Liberia is currently considering a bill that would change the structure of their government by devolving a lot of functions from the national level down to local governments. “That bill would direct an organization called the Liberian Institute for Public Administration to provide support to the country’s counties and towns,” Wall says. “They would be providing technical assistance that is very similar to what we do here at the School of Government.”

If that law passes, the UNC School of Government’s role in Liberia could go beyond the realm of public health. “How do we help them train local officials about finance? About purchasing and contracting? And how do we help them back up that training with technical assistance?” Wall asks. “We do that kind of stuff here on a daily basis.

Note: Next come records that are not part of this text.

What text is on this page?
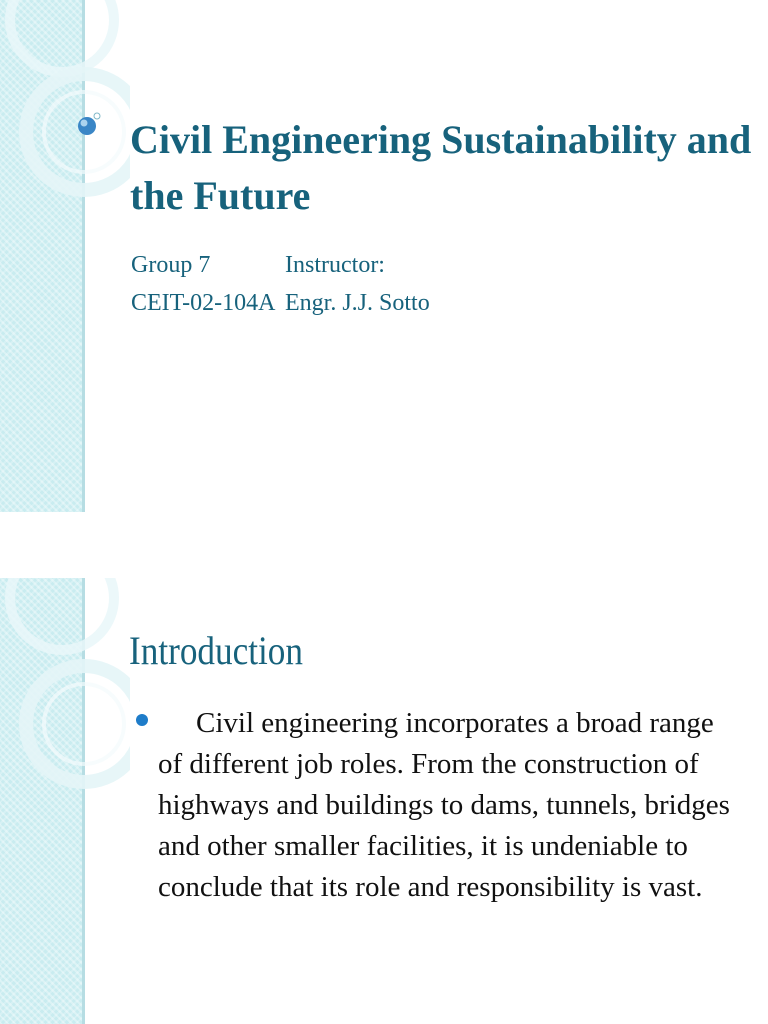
Civil Engineering Sustainability and the Future
Group 7	Instructor:
CEIT-02-104A Engr. J.J. Sotto
Introduction

Civil engineering incorporates a broad range of different job roles. From the construction of highways and buildings to dams, tunnels, bridges and other smaller facilities, it is undeniable to conclude that its role and responsibility is vast.
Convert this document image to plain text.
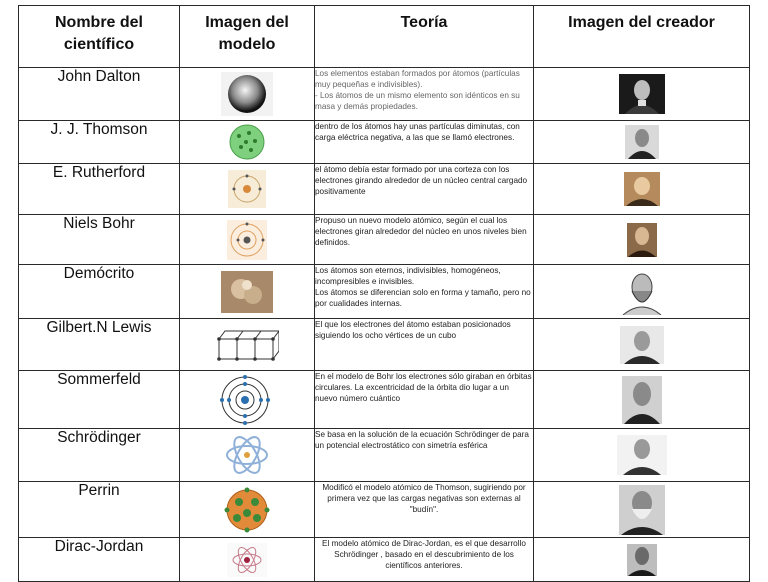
Nombre del científico	Imagen del modelo	Teoría	Imagen del creador
John Dalton		Los elementos estaban formados por átomos (partículas muy pequeñas e indivisibles).
- Los átomos de un mismo elemento son idénticos en su masa y demás propiedades.	

J. J. Thomson		dentro de los átomos hay unas partículas diminutas, con carga eléctrica negativa, a las que se llamó electrones.	

E. Rutherford		el átomo debía estar formado por una corteza con los electrones girando alrededor de un núcleo central cargado positivamente	

Niels Bohr		Propuso un nuevo modelo atómico, según el cual los electrones giran alrededor del núcleo en unos niveles bien definidos.	

Demócrito		Los átomos son eternos, indivisibles, homogéneos, incompresibles e invisibles.
Los átomos se diferencian solo en forma y tamaño, pero no por cualidades internas.	

Gilbert.N Lewis		El que los electrones del átomo estaban posicionados siguiendo los ocho vértices de un cubo	

Sommerfeld		En el modelo de Bohr los electrones sólo giraban en órbitas circulares. La excentricidad de la órbita dio lugar a un nuevo número cuántico	

Schrödinger		Se basa en la solución de la ecuación Schrödinger de para un potencial electrostático con simetría esférica	

Perrin		Modificó el modelo atómico de Thomson, sugiriendo por primera vez que las cargas negativas son externas al "budín".	

Dirac-Jordan		El modelo atómico de Dirac-Jordan, es el que desarrollo Schrödinger , basado en el descubrimiento de los científicos anteriores.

I think that’s what makes the School of Government so good — we get these phone calls and questions, and that feeds our training, writing, and research.”

Wall sees an opportunity to help her new friends and colleagues in Liberia build their internal capacity to do the kind of work that the school does in North Carolina. She has been working especially closely with Tomik Vobah, the General Counsel for the Ministry of Health in Liberia. Vobah visited Chapel Hill this past fall to learn more about our public health and legal systems. He also spent time with Gene Matthews, the former General Counsel for the CDC and Senior Fellow at the Gillings School of Global Public Health, who introduced Vobah to national and international experts in order to help him build out his own public health law network. Wall hopes that these relationships — with UNC, the CDC, and many others — will help give Vobah the support he needs to become a leader in this field for his country and region.

Both Wall and Austin are quick to point out that their role is to provide guidance and support —not to come in and write their laws for them. “They wanted our help, but they made it clear the final product will be drafted by Liberians,” Wall says. “And that’s important. They need to own it and have pride in their product as Liberian-born.”

“Today, more than ever before, they know the wars are over and they are an independent country that is about to experience a transfer of power — from one peacefully elected government to the next,” Austin says. “There is a lot of pride in that.”

Aimee Wall is the Thomas Willis Lambeth Distinguished Chair in Public Policy at the UNC School of Government.

Benjamin Mason Meier is the Zachary Taylor Smith Distinguished Professor of Public Policy and an Associate Professor of Global Health Policy in the Department of Public Policy in the UNC College of Arts & Sciences.

Jeff Austin is a research associate at the UNC School of Government, and has worked in Liberia through the Carter Center.